Personally, I find pickups to be an incredibly fantastic tool to achieve plausible melodies (or melody-alike "structures").
An easy way to start would be to just have a one chord pattern playing, then look for a nice target note. Let's say you go for a min7 chord and your target note would be the 5th (a G over a Cmin7, for instance). Play that note on beat one. Then start approaching it. Could be as easy as just adding the next scale tone before. So, over that Cmin7, you might want to play an F on beat 4 of the previous bar and then your G on beat 1.
Record these simple examples and compare.
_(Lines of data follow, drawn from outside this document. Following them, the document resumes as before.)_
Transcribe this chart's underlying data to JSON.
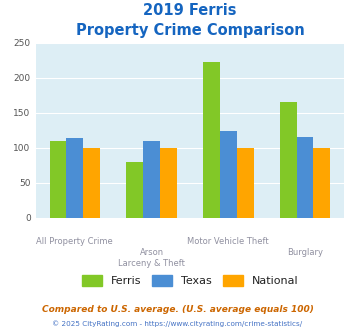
{
  "title_line1": "2019 Ferris",
  "title_line2": "Property Crime Comparison",
  "xtick_labels_row1": [
    "All Property Crime",
    "",
    "Motor Vehicle Theft",
    ""
  ],
  "xtick_labels_row2": [
    "",
    "Arson\nLarceny & Theft",
    "",
    "Burglary"
  ],
  "series": {
    "Ferris": [
      110,
      80,
      222,
      165
    ],
    "Texas": [
      114,
      110,
      124,
      115
    ],
    "National": [
      100,
      100,
      100,
      100
    ]
  },
  "colors": {
    "Ferris": "#82c827",
    "Texas": "#4b8ed4",
    "National": "#ffa500"
  },
  "ylim": [
    0,
    250
  ],
  "yticks": [
    0,
    50,
    100,
    150,
    200,
    250
  ],
  "title_color": "#1565c0",
  "title_fontsize": 10.5,
  "axis_bg_color": "#ddeef5",
  "fig_bg_color": "#ffffff",
  "grid_color": "#ffffff",
  "xtick_color": "#9090a0",
  "ytick_color": "#555555",
  "footnote1": "Compared to U.S. average. (U.S. average equals 100)",
  "footnote2": "© 2025 CityRating.com - https://www.cityrating.com/crime-statistics/",
  "footnote1_color": "#cc6600",
  "footnote2_color": "#4472c4",
  "legend_text_color": "#222222",
  "bar_width": 0.22
}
Listen to how much more of a "plausible structure" it'll become by just these baby steps.
Ways to expand this approach:
- Use more than one note as a pickup (in fact, it could be any number of notes).
- Now approach your target note from above.
- Now mix approaching it from below/above. This will very likely already sound like a call and response thing, which is always great to add some structure.
- Try syncopating individual notes within all of the above.
- Then add articulations. Bend, slide, hammer on, pull off, pinch, whatever floats your boat.
Seriously, you can take this very, very far.
It's too late for today, but I could record some bits to illustrate tomorrow, in case you're interested.
Fwiw, always remember: Rhythm trumps note choices! Some of the most iconic melodies are remembered because of their rhythms. Beethoven's 5th anyone?
In Scott Henderson's pretty incredible video about melodic phrasing (or so), he demonstrates that with "Jingle Bells". He's playing almost completely random notes but is keeping the rhythm intact and you will instantly recognize "Jingle Bells" (tried to find it on YT, no chance, too bad).